“DOVE NON ARRIVAVANO I TRENI ARRIVÒ LA SERIE B”, di Luciano Aprile, Les Flâneurs Edizioni, 2018

di Francesco Monteleone

Un libro sul calcio, scritto bene, vale più di 100 noiose partite. Sappiatelo, cari tifosi che non frequentate le librerie. Eppure sono veramente pochi i titoli in catalogo. È strano come il fenomeno sportivo che coinvolge miliardi di persone non sia mai diventato una sorgente creativa per la letteratura. Senza avere nessuna pretesa di verità, noi supponiamo che attualmente i titoli di romanzi, saggi (poesie non ne parliamo!) sul football siano un centinaio, forse duecento in tutto il mondo. Bene, il volume che vi presentiamo entrerà a far parte dei classici di questo genere letterario e chi frequenta gli stadi dovrà sistemarlo nella sua collezione ideale.

Luciano Aprile è un caso veramente unico nel mondo del calcio; ha giocato da professionista, è dottore in filosofia, possiede una conoscenza del cinema, della musica e delle lettere che nessun altro suo collega pallonaro ha mai avuto, ne siamo certi, ma vorremmo tanto essere smentiti. È importante questa connotazione, perché ciò che uno sa, lo utilizza in ciò che fa. Quel calciatore con tanti riferimenti culturali espresse un gioco estetico, etico, epico; lo giuran tutti. Il calcio di Aprile fu un calcio ‘spinoziano’, regolato da tristitia e laetizia, anche se lui, avendo uno spirito nichilista, si sente nietzschiano (e ben gli sta che ha perso l’invidiabile chioma alla George Best)

Quando descrive i momenti peggiori della sua carriera, Aprile tenta di dimostrare la sua affermazione preferita: “non valevo niente”. Una falsa e pomposa autodistruzione. Invece, quando sbriciola la nostalgia di un periodo fantastico, con prosa di selvatica purezza, i suoi ricordi diventano per noi oggetti d’arte visiva: lo spogliatoio, nel quale ogni giocatore sente il rapporto ambivalente tra fusione e odio con la squadra; il rigore sbagliato che sviluppa sensi di colpa indistruttibili; i goal che brillano nella memoria collettiva come stelle nel cielo; la disciplina imposta dagli allenatori, che genera sofferenza mentale; le fenomenali invenzioni dei calciatori più estrosi…In questo libro sono passate in rassegna le infinite connessioni culturali ed emotive tra il calcio e la vita.
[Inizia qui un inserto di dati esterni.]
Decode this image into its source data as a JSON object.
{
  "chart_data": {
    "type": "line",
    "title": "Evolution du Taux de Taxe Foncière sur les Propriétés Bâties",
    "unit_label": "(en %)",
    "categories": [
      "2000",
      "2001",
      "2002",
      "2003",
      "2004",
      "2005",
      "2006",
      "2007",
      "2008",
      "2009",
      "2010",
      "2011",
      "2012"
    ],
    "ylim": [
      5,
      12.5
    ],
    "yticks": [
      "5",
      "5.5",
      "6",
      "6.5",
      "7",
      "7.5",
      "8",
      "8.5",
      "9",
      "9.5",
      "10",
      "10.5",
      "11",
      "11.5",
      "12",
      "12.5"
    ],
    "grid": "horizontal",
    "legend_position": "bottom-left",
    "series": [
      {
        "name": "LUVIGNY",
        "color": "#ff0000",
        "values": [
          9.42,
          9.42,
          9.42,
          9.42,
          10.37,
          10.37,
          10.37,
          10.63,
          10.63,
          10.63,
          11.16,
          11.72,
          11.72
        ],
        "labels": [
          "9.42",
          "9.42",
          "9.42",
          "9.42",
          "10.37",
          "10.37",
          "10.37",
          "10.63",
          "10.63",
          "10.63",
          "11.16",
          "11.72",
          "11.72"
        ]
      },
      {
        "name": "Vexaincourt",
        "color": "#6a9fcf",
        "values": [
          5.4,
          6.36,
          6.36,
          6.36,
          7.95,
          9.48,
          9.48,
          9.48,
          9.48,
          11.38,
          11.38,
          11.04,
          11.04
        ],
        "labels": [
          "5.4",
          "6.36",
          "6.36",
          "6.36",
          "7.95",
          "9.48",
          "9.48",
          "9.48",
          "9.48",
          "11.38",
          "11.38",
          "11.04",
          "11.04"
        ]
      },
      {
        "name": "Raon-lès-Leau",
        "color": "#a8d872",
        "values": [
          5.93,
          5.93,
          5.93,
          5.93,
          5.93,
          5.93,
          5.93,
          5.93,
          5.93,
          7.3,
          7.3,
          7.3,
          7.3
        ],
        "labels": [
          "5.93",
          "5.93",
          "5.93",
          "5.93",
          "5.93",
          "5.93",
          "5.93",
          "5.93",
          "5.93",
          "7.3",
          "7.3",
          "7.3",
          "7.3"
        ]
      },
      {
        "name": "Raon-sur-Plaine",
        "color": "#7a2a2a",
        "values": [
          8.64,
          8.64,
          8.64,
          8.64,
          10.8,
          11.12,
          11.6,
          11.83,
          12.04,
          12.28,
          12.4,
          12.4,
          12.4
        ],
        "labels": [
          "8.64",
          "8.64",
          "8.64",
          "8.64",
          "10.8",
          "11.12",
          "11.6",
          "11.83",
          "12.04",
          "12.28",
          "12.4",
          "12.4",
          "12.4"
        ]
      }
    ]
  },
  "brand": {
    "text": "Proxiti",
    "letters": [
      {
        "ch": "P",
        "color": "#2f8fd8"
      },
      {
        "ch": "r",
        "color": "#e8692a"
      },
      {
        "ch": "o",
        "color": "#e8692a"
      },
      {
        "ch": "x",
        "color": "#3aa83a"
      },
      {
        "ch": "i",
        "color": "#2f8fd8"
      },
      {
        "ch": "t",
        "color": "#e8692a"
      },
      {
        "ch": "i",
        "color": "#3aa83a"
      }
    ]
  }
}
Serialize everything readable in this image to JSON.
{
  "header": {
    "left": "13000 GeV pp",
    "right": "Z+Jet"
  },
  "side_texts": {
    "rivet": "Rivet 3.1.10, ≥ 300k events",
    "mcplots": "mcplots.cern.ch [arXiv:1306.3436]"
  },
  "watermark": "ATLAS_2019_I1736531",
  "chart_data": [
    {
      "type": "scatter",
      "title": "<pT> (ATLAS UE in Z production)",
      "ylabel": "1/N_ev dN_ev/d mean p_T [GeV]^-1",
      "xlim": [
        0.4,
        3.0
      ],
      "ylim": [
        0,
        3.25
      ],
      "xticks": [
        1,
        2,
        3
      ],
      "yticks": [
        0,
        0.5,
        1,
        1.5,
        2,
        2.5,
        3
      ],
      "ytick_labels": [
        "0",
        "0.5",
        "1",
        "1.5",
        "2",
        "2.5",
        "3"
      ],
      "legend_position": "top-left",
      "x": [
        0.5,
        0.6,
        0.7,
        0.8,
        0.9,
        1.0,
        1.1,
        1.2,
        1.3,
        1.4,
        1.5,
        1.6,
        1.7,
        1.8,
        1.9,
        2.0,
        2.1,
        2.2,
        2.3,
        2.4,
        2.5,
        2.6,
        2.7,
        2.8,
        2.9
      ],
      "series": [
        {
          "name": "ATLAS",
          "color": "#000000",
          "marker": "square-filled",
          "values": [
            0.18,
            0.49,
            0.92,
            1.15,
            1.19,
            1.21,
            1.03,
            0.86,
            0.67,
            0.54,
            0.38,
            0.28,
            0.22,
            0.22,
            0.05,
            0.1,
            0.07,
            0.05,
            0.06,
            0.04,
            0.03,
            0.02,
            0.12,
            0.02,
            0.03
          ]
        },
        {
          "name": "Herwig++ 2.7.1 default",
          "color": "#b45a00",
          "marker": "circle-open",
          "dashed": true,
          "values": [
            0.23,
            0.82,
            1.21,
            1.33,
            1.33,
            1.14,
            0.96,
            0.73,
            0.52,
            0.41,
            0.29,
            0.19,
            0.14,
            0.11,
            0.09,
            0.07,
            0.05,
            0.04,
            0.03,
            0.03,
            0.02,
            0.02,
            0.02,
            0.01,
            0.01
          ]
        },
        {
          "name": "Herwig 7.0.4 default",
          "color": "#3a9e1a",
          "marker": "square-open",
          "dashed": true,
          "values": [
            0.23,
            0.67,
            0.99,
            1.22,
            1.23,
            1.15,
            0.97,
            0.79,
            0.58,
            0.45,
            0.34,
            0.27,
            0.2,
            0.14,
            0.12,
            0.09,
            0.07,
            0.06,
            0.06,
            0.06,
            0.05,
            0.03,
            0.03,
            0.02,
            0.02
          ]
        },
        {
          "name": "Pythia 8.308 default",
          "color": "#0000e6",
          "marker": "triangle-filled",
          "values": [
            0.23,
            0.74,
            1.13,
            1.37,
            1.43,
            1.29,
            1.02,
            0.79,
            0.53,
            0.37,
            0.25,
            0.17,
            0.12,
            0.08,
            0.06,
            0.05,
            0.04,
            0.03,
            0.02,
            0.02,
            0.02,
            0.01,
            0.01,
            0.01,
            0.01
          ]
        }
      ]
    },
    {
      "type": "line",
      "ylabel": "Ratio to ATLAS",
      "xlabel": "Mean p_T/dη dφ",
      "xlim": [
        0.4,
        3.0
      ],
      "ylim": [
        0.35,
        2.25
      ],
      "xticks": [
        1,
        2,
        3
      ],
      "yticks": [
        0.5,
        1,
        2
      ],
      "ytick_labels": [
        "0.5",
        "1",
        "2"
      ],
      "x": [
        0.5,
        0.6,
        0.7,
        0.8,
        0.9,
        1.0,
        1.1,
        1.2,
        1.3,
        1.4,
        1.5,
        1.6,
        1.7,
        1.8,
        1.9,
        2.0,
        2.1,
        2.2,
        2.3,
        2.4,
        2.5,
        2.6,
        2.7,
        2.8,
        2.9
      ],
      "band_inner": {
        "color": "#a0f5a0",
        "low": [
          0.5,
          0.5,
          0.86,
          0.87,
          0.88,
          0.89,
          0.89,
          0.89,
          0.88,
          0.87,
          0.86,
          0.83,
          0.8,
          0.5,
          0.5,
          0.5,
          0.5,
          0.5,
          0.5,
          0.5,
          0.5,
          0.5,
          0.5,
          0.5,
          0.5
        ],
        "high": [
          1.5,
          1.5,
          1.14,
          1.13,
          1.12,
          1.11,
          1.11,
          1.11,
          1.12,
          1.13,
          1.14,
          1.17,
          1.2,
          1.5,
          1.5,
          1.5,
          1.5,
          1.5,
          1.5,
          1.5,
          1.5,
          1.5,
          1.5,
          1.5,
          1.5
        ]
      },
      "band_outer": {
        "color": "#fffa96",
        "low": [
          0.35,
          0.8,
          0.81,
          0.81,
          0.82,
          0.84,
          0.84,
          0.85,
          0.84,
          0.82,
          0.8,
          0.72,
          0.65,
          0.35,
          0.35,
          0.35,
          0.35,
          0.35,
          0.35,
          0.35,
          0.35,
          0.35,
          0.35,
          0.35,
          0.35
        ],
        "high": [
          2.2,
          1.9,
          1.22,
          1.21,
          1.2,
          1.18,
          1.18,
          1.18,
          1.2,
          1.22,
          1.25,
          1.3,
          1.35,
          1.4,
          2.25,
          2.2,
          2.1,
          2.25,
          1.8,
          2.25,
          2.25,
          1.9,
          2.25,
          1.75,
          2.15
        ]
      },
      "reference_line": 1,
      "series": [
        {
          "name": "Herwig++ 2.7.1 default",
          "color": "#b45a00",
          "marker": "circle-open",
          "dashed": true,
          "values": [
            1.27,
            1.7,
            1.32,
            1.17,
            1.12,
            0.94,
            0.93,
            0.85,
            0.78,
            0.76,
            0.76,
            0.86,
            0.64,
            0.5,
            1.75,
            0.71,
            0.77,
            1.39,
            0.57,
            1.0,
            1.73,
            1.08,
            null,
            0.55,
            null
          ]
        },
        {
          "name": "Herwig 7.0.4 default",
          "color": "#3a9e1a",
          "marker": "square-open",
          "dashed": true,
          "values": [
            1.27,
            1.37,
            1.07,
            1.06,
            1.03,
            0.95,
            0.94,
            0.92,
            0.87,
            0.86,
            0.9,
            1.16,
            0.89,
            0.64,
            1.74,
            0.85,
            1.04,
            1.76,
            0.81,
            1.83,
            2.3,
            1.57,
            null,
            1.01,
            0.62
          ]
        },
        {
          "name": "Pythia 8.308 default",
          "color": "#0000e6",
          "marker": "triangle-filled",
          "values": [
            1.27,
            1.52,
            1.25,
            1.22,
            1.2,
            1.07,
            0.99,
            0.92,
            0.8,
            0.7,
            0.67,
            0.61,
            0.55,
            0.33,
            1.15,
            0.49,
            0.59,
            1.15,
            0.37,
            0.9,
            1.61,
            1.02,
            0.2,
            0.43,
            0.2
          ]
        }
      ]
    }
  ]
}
Oggi è tutto più finto e caricaturale. I ragazzini non si rompono le scarpe per strada con il ‘Super Santos’; i ‘mister’ decidono le posizioni in campo con gli schemi (sic!); girano troppi soldi leciti o illeciti; e le partite si vedono più fuori dello stadio che dentro.
In verità Luciano era uno che entusiasmava i tifosi, fu modello morale a campioni veri che non sapevano leggere e scrivere, con il suo talento orientò l’attenzione su una città ‘assente’ dall’Italia e riunificata proprio grazie a un campionato vinto. Il suo libro è un flusso sincero, impetuoso, drammatico di fatti che, elaborati nella mente come pensieri, si trasformano in un coltissimo recupero del tempo passato; assomiglia, nelle ricostruzioni della coscienza, alle Confessioni di Sant’Agostino.
Luciano si è sempre impegnato moltissimo per risultare antipatico ai suoi simili. È radicalmente misantropo; nel suo agire fa sempre qualcosa di imperdonabile. Questa volta, pur sapendo che lo volevamo fortemente, non ha raccontato il goal che lui, nativo leccese, segnò contro il Bari e per il quale è finito negli annali biancorossi. Inoltre, errore più grave, non ha dedicato il libro a nessuno. Tutti i cazzi di libri hanno una dedica, lui ha riempito le pagine di epigrafi filosofiche e non ha fatto felice la persona che lo ha ispirato. Ebbene, siccome posso permettermi un piccolo arbitrio, mi intrometto nella faccenda. Questo piccolo tesoro di un ‘centravanti di manovra’ interinale va donato ad Anna, sua moglie, che lo ha marcato ‘a uomo’ come un terzino d’altri tempi, tipo Claudio Gentile; con lei vincere i duelli in campo non gli è stato mai facile.